I looked up at the sky and saw that it was indeed evening. The light of the sun was getting weaker and the sky was losing its colour. Somewhere, wherever they nested, stalkers would begin to stir, ready to prowl in the night-time and look for their kill.

“Where are we?” I said.

“Edness,” said David, a pointed to a large sign in front of me that said ‘EDNESS’ in capitals.

I walked over to them and looked in the bonnet. Everything seemed okay. “Why’ve we stopped?”

“No juice,” said David.

I sighed. This was the last thing we needed, to be stuck in the middle of a village when night was coming. Even though there didn’t seem to be any infected nearby, this was a human habitat and that meant a good chance there would be stalkers in the area.

“What do we do?” said Justin. He put his hands in his pockets.

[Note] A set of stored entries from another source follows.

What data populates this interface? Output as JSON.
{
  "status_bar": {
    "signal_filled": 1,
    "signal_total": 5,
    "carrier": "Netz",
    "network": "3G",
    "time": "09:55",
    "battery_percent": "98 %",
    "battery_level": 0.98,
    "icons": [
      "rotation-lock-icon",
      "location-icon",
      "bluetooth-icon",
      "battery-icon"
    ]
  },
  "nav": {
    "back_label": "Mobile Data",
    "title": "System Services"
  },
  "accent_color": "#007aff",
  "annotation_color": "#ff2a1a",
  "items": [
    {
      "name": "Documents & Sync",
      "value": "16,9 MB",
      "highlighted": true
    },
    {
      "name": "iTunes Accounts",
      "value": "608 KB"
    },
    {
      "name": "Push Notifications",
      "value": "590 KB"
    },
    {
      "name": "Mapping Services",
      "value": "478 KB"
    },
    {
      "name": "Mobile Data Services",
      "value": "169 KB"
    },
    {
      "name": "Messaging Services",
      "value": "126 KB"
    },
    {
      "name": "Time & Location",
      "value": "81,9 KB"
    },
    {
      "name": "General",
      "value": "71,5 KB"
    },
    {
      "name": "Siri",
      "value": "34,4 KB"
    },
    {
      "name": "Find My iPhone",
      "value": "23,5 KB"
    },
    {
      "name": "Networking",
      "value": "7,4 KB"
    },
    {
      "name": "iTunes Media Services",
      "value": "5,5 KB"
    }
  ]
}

I looked around me. There weren’t any petrol stations nearby, that was for sure. We were only twenty-odd miles away from the farm so we didn’t need much fuel, just enough to last that short journey. It’s not like we needed anything for a return trip; for me, there was no return. This was it.

Across the road and parked near a shop, there was a white transit van. I nodded over to it. “Think you could siphon some from there? We only need a little.”

David put his hand to his chin and looked at the van. “Could do. Worth a try.”

I nodded. “Good. Take the kid with you, show him how to do it.”

While I watched David show Justin how to siphon fuel from the van, I leant against the car and smiled. I hated to admit it, but part of me was starting to like having them around. Sure they annoyed the hell out of me sometimes, but it was occasionally nice to have the company.

I wondered if I would still be able to dump them off, when it came to it.

Fifteen minutes later David poured the petrol into the car, closed the cap and gave the roof a tap. I sat in the driver’s seat.

“Start her up,” he said.

I twisted the key. The car coughed, but the engine didn’t roar. I twisted it again. It sounded like the spluttering sounds of a dying man.

“What now?” I said.

David shook his head. “Must have been the crash. I thought it would make it to the farm before it died. I was wrong.”

I thumped the steering wheel with my hand. This was all my fault, I knew. If I’d just kept my eyes open and not crashed into a wall, we’d be fine.

I got out of the car and looked up at the sky. The sun was gone now, and we only had a couple of hours before the sky turned completely black and the stalkers came. I looked over at the Babe and Sickle pub. Should we shelter in there? We could have a pint and wait for all this to blow over.

“Guys,” said Justin.

I span round and looked at him. His arm was outstretched and pointing at a turn in the road less than fifty metres away.

“Oh shit,” I said, and felt my blood run cold.

Walking down the road was a sea of infected. There were more than I had ever seen in my life, an endless procession of rotting faces.

Chapter 16

I saw the sheer number of them, and my mouth fell open. There were at least a hundred dead faces, some with their lips torn off, eyes missing, arms cut in half, entrails hanging loose. Some stumbled into one another and fell to the floor, only to be trampled on by those behind them. There were so many that it was like a travelling battalion marching to war, except this army had no purpose or aim.

I looked at David. He was leant so far back against the car that it was like he was trying to melt into it. His hands clutched for the door handle behind him, as though he didn’t dare turn round to find it in case one of the infected pounced.

We needed to escape or fight, those were our only choices. The car was dead, so that was out of the question, and I didn’t want to be walking on the road on foot during the night. There were other things to worry about apart from the infected.